Ibrahim ibn Adham was an amazing personality masha’Allah; he tried hard to keep away from the people in fear of them mentioning him too much. But his fame shot up and his name became so widespread to the point that it was said one time ‘He is in the garden’ (where he worked tending to crops), so the people entered it, encircling it, saying ‘Where is Ibrahim ibn Adham?’ So he began to encircle along with them saying, ‘Where is Ibrahim ibn Adham?!’ [Point being here that his name, character and reputation was known but he himself was hardly seen so they didn’t recognise him!]
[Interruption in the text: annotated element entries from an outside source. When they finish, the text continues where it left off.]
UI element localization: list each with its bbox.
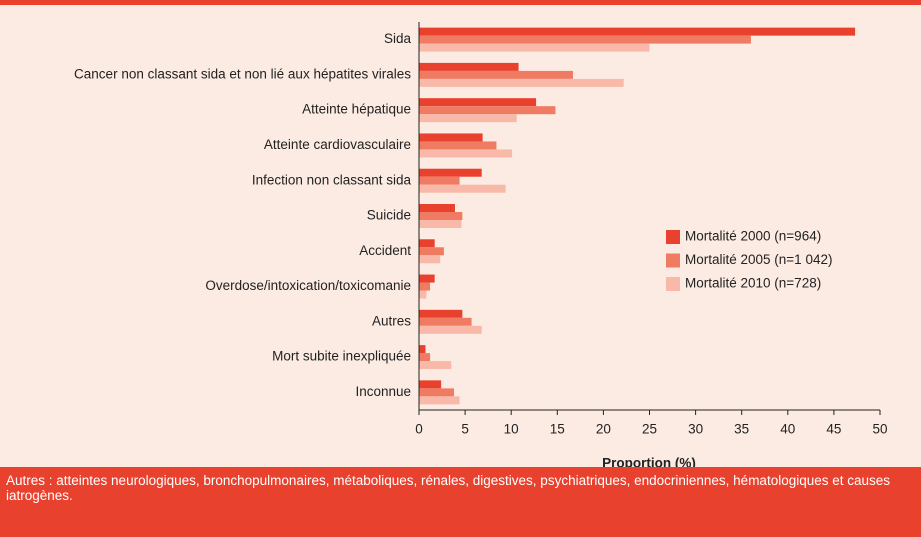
- bar: [419, 133, 483, 142]
- bar: [419, 325, 482, 334]
- bar: [419, 282, 431, 291]
- x-tick-label: 15: [550, 422, 565, 437]
- y-tick-label: Inconnue: [355, 384, 411, 399]
- x-tick-label: 50: [872, 422, 887, 437]
- bar: [419, 184, 506, 193]
- x-tick-label: 35: [734, 422, 749, 437]
- bar: [419, 290, 427, 299]
- chart: Proportion (%) Sida Cancer non classant s…: [0, 0, 921, 467]
- bar: [419, 274, 435, 283]
- bar: [419, 239, 435, 248]
- y-tick-label: Suicide: [367, 208, 411, 223]
- bar: [419, 345, 426, 354]
- bar: [419, 361, 452, 370]
- bar: [419, 255, 441, 264]
- legend-swatch: [666, 277, 680, 291]
- bar: [419, 317, 472, 326]
- x-axis-title: Proportion (%): [602, 456, 696, 467]
- y-tick-label: Atteinte cardiovasculaire: [264, 137, 411, 152]
- x-tick-label: 20: [596, 422, 611, 437]
- y-tick-label: Autres: [372, 313, 411, 328]
- footnote: Autres : atteintes neurologiques, bronch…: [0, 467, 921, 537]
- x-tick-label: 30: [688, 422, 703, 437]
- x-tick-label: 25: [642, 422, 657, 437]
- y-tick-label: Accident: [359, 243, 411, 258]
- bar: [419, 220, 462, 228]
- bar: [419, 247, 444, 256]
- bar: [419, 176, 460, 185]
- bar: [419, 380, 442, 389]
- legend-swatch: [666, 230, 680, 244]
- bar: [419, 141, 497, 150]
- x-tick-label: 5: [461, 422, 469, 437]
- bar: [419, 78, 624, 87]
- x-tick-label: 0: [415, 422, 423, 437]
- bar: [419, 98, 537, 107]
- x-tick-label: 40: [780, 422, 795, 437]
- bar: [419, 168, 482, 177]
- bar: [419, 43, 650, 52]
- y-tick-label: Infection non classant sida: [252, 172, 412, 187]
- bar: [419, 388, 455, 397]
- y-tick-label: Cancer non classant sida et non lié aux …: [74, 66, 411, 81]
- y-tick-label: Mort subite inexpliquée: [272, 349, 411, 364]
- top-band: [0, 0, 921, 5]
- legend-label: Mortalité 2005 (n=1 042): [685, 252, 832, 267]
- bar: [419, 212, 463, 220]
- bar: [419, 27, 856, 36]
- x-tick-label: 45: [826, 422, 841, 437]
- y-tick-label: Sida: [384, 31, 412, 46]
- bar: [419, 396, 460, 405]
- bar: [419, 70, 573, 79]
- bar: [419, 353, 431, 362]
- bar: [419, 35, 751, 44]
- bar: [419, 204, 455, 212]
- bar: [419, 149, 513, 158]
- legend-swatch: [666, 253, 680, 268]
- y-tick-label: Atteinte hépatique: [302, 102, 411, 117]
- x-tick-label: 10: [504, 422, 519, 437]
- bar: [419, 106, 556, 115]
- y-tick-label: Overdose/intoxication/toxicomanie: [205, 278, 411, 293]
- bar: [419, 114, 517, 123]
- bar: [419, 62, 519, 71]
- legend-label: Mortalité 2010 (n=728): [685, 276, 821, 291]
- bar: [419, 309, 463, 318]
- legend-label: Mortalité 2000 (n=964): [685, 229, 821, 244]
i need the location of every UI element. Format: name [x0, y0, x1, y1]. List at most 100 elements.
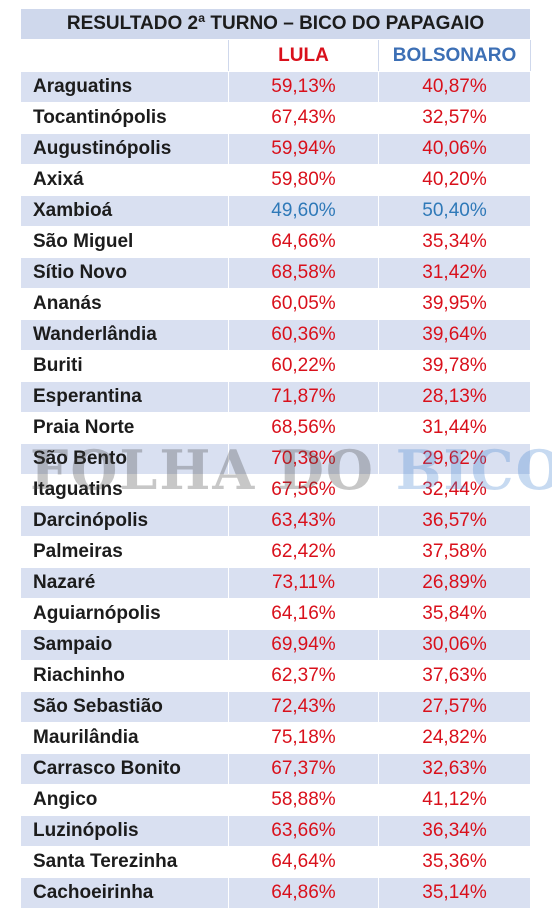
lula-percentage: 75,18%	[228, 722, 379, 754]
table-row: Darcinópolis 63,43% 36,57%	[20, 505, 532, 537]
table-row: Luzinópolis 63,66% 36,34%	[20, 815, 532, 847]
city-name: Ananás	[20, 288, 229, 320]
table-row: Santa Terezinha 64,64% 35,36%	[20, 846, 532, 878]
lula-percentage: 64,64%	[228, 846, 379, 878]
table-row: Esperantina 71,87% 28,13%	[20, 381, 532, 413]
bolsonaro-percentage: 32,63%	[377, 753, 532, 785]
table-row: São Bento 70,38% 29,62%	[20, 443, 532, 475]
results-body: Araguatins 59,13% 40,87% Tocantinópolis 67,4…	[20, 71, 532, 909]
city-name: São Sebastião	[20, 691, 229, 723]
city-column-header	[20, 39, 229, 72]
table-row: Maurilândia 75,18% 24,82%	[20, 722, 532, 754]
city-name: Aguiarnópolis	[20, 598, 229, 630]
bolsonaro-percentage: 35,84%	[377, 598, 532, 630]
bolsonaro-percentage: 30,06%	[377, 629, 532, 661]
city-name: Itaguatins	[20, 474, 229, 506]
bolsonaro-percentage: 29,62%	[377, 443, 532, 475]
bolsonaro-percentage: 50,40%	[377, 195, 532, 227]
city-name: Cachoeirinha	[20, 877, 229, 909]
lula-percentage: 60,05%	[228, 288, 379, 320]
bolsonaro-percentage: 35,34%	[377, 226, 532, 258]
table-row: Buriti 60,22% 39,78%	[20, 350, 532, 382]
bolsonaro-percentage: 32,57%	[377, 102, 532, 134]
lula-percentage: 68,58%	[228, 257, 379, 289]
table-row: Tocantinópolis 67,43% 32,57%	[20, 102, 532, 134]
table-title: RESULTADO 2ª TURNO – BICO DO PAPAGAIO	[19, 8, 532, 40]
header-row: LULA BOLSONARO	[20, 39, 532, 72]
results-sheet: RESULTADO 2ª TURNO – BICO DO PAPAGAIO LU…	[19, 8, 552, 909]
bolsonaro-percentage: 35,36%	[377, 846, 532, 878]
table-row: Wanderlândia 60,36% 39,64%	[20, 319, 532, 351]
lula-percentage: 63,43%	[228, 505, 379, 537]
results-table: RESULTADO 2ª TURNO – BICO DO PAPAGAIO LU…	[19, 8, 532, 909]
table-row: São Miguel 64,66% 35,34%	[20, 226, 532, 258]
lula-percentage: 67,43%	[228, 102, 379, 134]
lula-percentage: 73,11%	[228, 567, 379, 599]
city-name: Sampaio	[20, 629, 229, 661]
city-name: Sítio Novo	[20, 257, 229, 289]
lula-percentage: 69,94%	[228, 629, 379, 661]
lula-percentage: 68,56%	[228, 412, 379, 444]
lula-percentage: 59,94%	[228, 133, 379, 165]
lula-percentage: 60,36%	[228, 319, 379, 351]
city-name: Wanderlândia	[20, 319, 229, 351]
city-name: Buriti	[20, 350, 229, 382]
city-name: Palmeiras	[20, 536, 229, 568]
table-row: Nazaré 73,11% 26,89%	[20, 567, 532, 599]
table-row: Palmeiras 62,42% 37,58%	[20, 536, 532, 568]
bolsonaro-column-header: BOLSONARO	[377, 39, 532, 72]
bolsonaro-percentage: 31,42%	[377, 257, 532, 289]
city-name: Axixá	[20, 164, 229, 196]
city-name: Riachinho	[20, 660, 229, 692]
city-name: São Bento	[20, 443, 229, 475]
lula-percentage: 58,88%	[228, 784, 379, 816]
bolsonaro-percentage: 40,06%	[377, 133, 532, 165]
city-name: Augustinópolis	[20, 133, 229, 165]
lula-percentage: 64,16%	[228, 598, 379, 630]
city-name: Nazaré	[20, 567, 229, 599]
table-row: Itaguatins 67,56% 32,44%	[20, 474, 532, 506]
table-row: Ananás 60,05% 39,95%	[20, 288, 532, 320]
lula-percentage: 67,56%	[228, 474, 379, 506]
bolsonaro-percentage: 40,20%	[377, 164, 532, 196]
bolsonaro-percentage: 39,64%	[377, 319, 532, 351]
bolsonaro-percentage: 31,44%	[377, 412, 532, 444]
bolsonaro-percentage: 35,14%	[377, 877, 532, 909]
city-name: Xambioá	[20, 195, 229, 227]
bolsonaro-percentage: 37,58%	[377, 536, 532, 568]
bolsonaro-percentage: 39,95%	[377, 288, 532, 320]
lula-percentage: 59,80%	[228, 164, 379, 196]
city-name: Darcinópolis	[20, 505, 229, 537]
city-name: Luzinópolis	[20, 815, 229, 847]
bolsonaro-percentage: 36,57%	[377, 505, 532, 537]
city-name: Tocantinópolis	[20, 102, 229, 134]
table-row: Sampaio 69,94% 30,06%	[20, 629, 532, 661]
lula-percentage: 59,13%	[228, 71, 379, 103]
bolsonaro-percentage: 32,44%	[377, 474, 532, 506]
bolsonaro-percentage: 28,13%	[377, 381, 532, 413]
table-row: São Sebastião 72,43% 27,57%	[20, 691, 532, 723]
city-name: Angico	[20, 784, 229, 816]
table-row: Angico 58,88% 41,12%	[20, 784, 532, 816]
lula-percentage: 70,38%	[228, 443, 379, 475]
bolsonaro-percentage: 39,78%	[377, 350, 532, 382]
table-row: Cachoeirinha 64,86% 35,14%	[20, 877, 532, 909]
city-name: Esperantina	[20, 381, 229, 413]
lula-percentage: 49,60%	[228, 195, 379, 227]
table-row: Xambioá 49,60% 50,40%	[20, 195, 532, 227]
lula-column-header: LULA	[228, 39, 379, 72]
city-name: Praia Norte	[20, 412, 229, 444]
city-name: Santa Terezinha	[20, 846, 229, 878]
table-row: Aguiarnópolis 64,16% 35,84%	[20, 598, 532, 630]
bolsonaro-percentage: 24,82%	[377, 722, 532, 754]
lula-percentage: 62,42%	[228, 536, 379, 568]
bolsonaro-percentage: 26,89%	[377, 567, 532, 599]
city-name: Maurilândia	[20, 722, 229, 754]
table-row: Araguatins 59,13% 40,87%	[20, 71, 532, 103]
city-name: São Miguel	[20, 226, 229, 258]
bolsonaro-percentage: 37,63%	[377, 660, 532, 692]
table-row: Axixá 59,80% 40,20%	[20, 164, 532, 196]
lula-percentage: 67,37%	[228, 753, 379, 785]
lula-percentage: 63,66%	[228, 815, 379, 847]
city-name: Araguatins	[20, 71, 229, 103]
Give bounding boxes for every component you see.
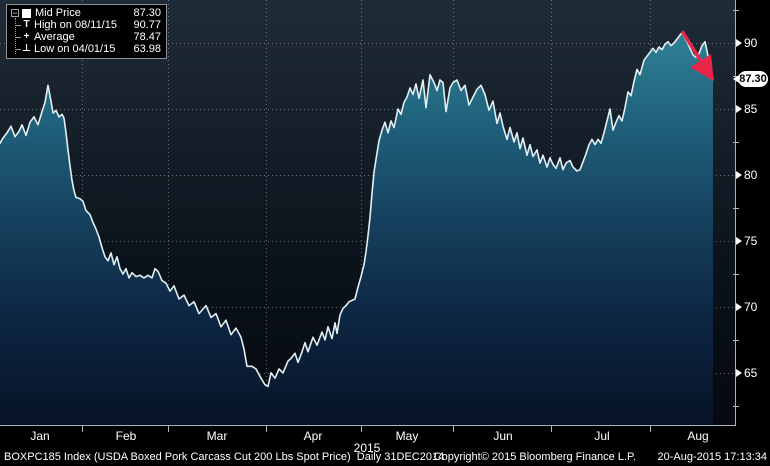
x-axis-tick <box>361 426 362 432</box>
legend-value: 63.98 <box>133 43 161 55</box>
legend-label: High on 08/11/15 <box>34 19 117 31</box>
legend-value: 78.47 <box>133 31 161 43</box>
x-axis-year-label: 2015 <box>353 441 381 455</box>
tree-stub <box>16 36 21 38</box>
mid-price-swatch-icon <box>22 8 31 18</box>
x-axis-month-label: Jan <box>30 429 50 443</box>
x-axis-tick <box>453 426 454 432</box>
plot-area[interactable]: − Mid Price 87.30 T High on 08/11/15 90.… <box>0 0 736 426</box>
legend-row-average[interactable]: + Average 78.47 <box>11 31 161 43</box>
y-axis: 87.30 90 85 80 75 70 65 <box>733 0 770 426</box>
tree-stub <box>16 24 21 26</box>
x-axis-tick <box>551 426 552 432</box>
legend-label: Low on 04/01/15 <box>34 43 116 55</box>
low-marker-icon: ⊥ <box>21 43 32 54</box>
y-tick-icon <box>736 39 742 48</box>
x-axis-month-label: May <box>395 429 419 443</box>
y-minor-tick <box>733 142 739 143</box>
y-minor-tick <box>733 405 739 407</box>
last-price-badge: 87.30 <box>733 70 768 87</box>
area-fill <box>0 32 713 426</box>
copyright-text: Copyright© 2015 Bloomberg Finance L.P. <box>433 451 636 463</box>
x-axis-tick <box>168 426 169 432</box>
legend-row-low[interactable]: ⊥ Low on 04/01/15 63.98 <box>11 43 161 55</box>
x-axis-tick <box>82 426 83 432</box>
x-axis-month-label: Jul <box>594 429 610 443</box>
y-tick-icon <box>736 368 742 377</box>
y-axis-label: 75 <box>736 234 757 248</box>
legend-label: Average <box>34 31 75 43</box>
x-axis-month-label: Aug <box>687 429 709 443</box>
y-tick-icon <box>736 170 742 179</box>
y-axis-label: 90 <box>736 36 757 50</box>
collapse-icon[interactable]: − <box>11 8 19 18</box>
decline-arrow <box>680 30 714 82</box>
legend-value: 90.77 <box>133 19 161 31</box>
footer-bar: BOXPC185 Index (USDA Boxed Pork Carcass … <box>0 451 770 466</box>
price-area-chart <box>0 0 736 426</box>
y-minor-tick <box>733 273 739 275</box>
price-line <box>0 32 714 388</box>
legend-box[interactable]: − Mid Price 87.30 T High on 08/11/15 90.… <box>6 4 167 59</box>
x-axis-tick <box>266 426 267 432</box>
security-title: BOXPC185 Index (USDA Boxed Pork Carcass … <box>4 451 445 463</box>
y-axis-label: 70 <box>736 300 757 314</box>
y-minor-tick <box>733 339 739 341</box>
y-minor-tick <box>733 10 739 12</box>
high-marker-icon: T <box>23 19 30 30</box>
y-tick-icon <box>736 302 742 311</box>
legend-value: 87.30 <box>133 7 161 19</box>
y-axis-label: 85 <box>736 102 757 116</box>
x-axis-month-label: Jun <box>493 429 513 443</box>
x-axis-month-label: Mar <box>206 429 228 443</box>
x-axis: 2015 Jan Feb Mar Apr May Jun Jul Aug <box>0 426 770 466</box>
y-tick-icon <box>736 105 742 113</box>
tree-stub <box>16 48 21 50</box>
legend-row-high[interactable]: T High on 08/11/15 90.77 <box>11 19 161 31</box>
y-tick-icon <box>736 236 742 245</box>
y-axis-label: 80 <box>736 168 757 182</box>
y-minor-tick <box>733 207 739 209</box>
x-axis-month-label: Apr <box>303 429 323 443</box>
legend-label: Mid Price <box>35 7 81 19</box>
average-marker-icon: + <box>23 31 30 42</box>
x-axis-tick <box>650 426 651 432</box>
timestamp: 20-Aug-2015 17:13:34 <box>657 451 767 463</box>
y-axis-label: 65 <box>736 366 757 380</box>
x-axis-month-label: Feb <box>115 429 137 443</box>
legend-row-mid-price[interactable]: − Mid Price 87.30 <box>11 7 161 19</box>
legend-tree-connector <box>15 18 17 54</box>
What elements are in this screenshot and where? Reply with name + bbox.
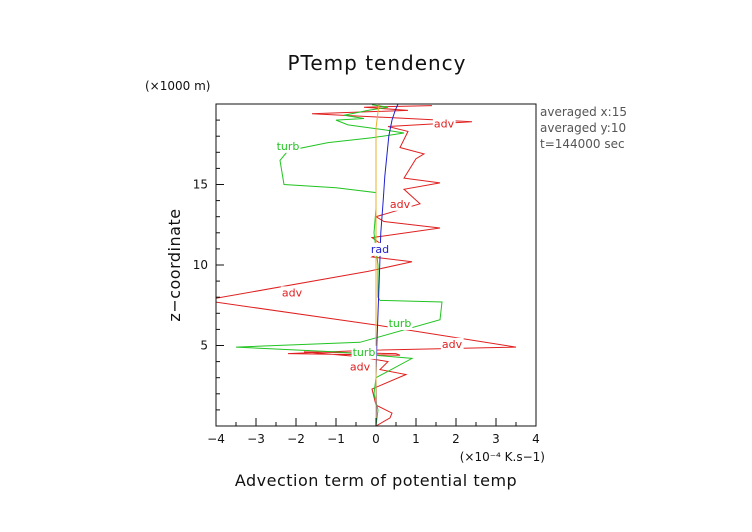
info-line: t=144000 sec xyxy=(540,137,625,151)
series-label-background xyxy=(440,337,464,351)
series-line-turb xyxy=(235,104,443,426)
run-info: averaged x:15 averaged y:10 t=144000 sec xyxy=(540,105,627,151)
x-tick-label: −3 xyxy=(247,432,265,446)
info-line: averaged y:10 xyxy=(540,121,626,135)
y-tick-label: 15 xyxy=(193,178,208,192)
x-tick-label: 0 xyxy=(372,432,380,446)
x-axis-label: Advection term of potential temp xyxy=(235,471,517,490)
series-label-background xyxy=(348,360,372,374)
info-line: averaged x:15 xyxy=(540,105,627,119)
series-line-rad xyxy=(375,104,399,426)
series-label-background xyxy=(387,316,413,330)
series-label-turb: turb xyxy=(277,140,300,153)
series-label-turb: turb xyxy=(353,346,376,359)
series-label-background xyxy=(432,117,456,131)
series-group xyxy=(216,104,517,426)
y-axis-label: z−coordinate xyxy=(165,208,184,321)
y-unit-label: (×1000 m) xyxy=(145,79,210,93)
x-tick-label: −4 xyxy=(207,432,225,446)
series-label-adv: adv xyxy=(442,338,463,351)
x-tick-label: −1 xyxy=(327,432,345,446)
series-label-background xyxy=(351,345,377,359)
series-label-rad: rad xyxy=(371,243,389,256)
series-label-adv: adv xyxy=(390,198,411,211)
y-tick-label: 5 xyxy=(200,339,208,353)
series-label-adv: adv xyxy=(434,117,455,130)
x-unit-label: (×10⁻⁴ K.s−1) xyxy=(460,450,545,464)
series-line-adv xyxy=(216,105,517,426)
y-tick-label: 10 xyxy=(193,258,208,272)
series-label-adv: adv xyxy=(350,360,371,373)
x-tick-label: 3 xyxy=(492,432,500,446)
chart-title: PTemp tendency xyxy=(287,51,466,75)
series-label-turb: turb xyxy=(389,317,412,330)
x-tick-label: −2 xyxy=(287,432,305,446)
x-tick-label: 1 xyxy=(412,432,420,446)
series-label-background xyxy=(388,197,412,211)
series-label-background xyxy=(275,139,301,153)
series-label-background xyxy=(369,242,391,256)
x-tick-label: 2 xyxy=(452,432,460,446)
x-tick-label: 4 xyxy=(532,432,540,446)
series-label-background xyxy=(280,286,304,300)
series-line xyxy=(375,104,380,426)
series-label-adv: adv xyxy=(282,286,303,299)
tick-group: −4 −3 −2 −1 0 1 2 3 4 5 10 15 xyxy=(193,119,540,446)
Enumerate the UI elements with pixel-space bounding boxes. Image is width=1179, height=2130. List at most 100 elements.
He (rahimahullah) said: ‘My eye never found solace and delight in a day of this world except once. I spent the night in a mosque in one of the villages in al-Sham whilst I had a stomach sickness. The mu’adhin then grabbed me by my leg and dragged me out of the mosque!’ – He found solace in this because the man did not recognise him and he did not leave the mosque as he was ill and illness had made him remain in the mosque.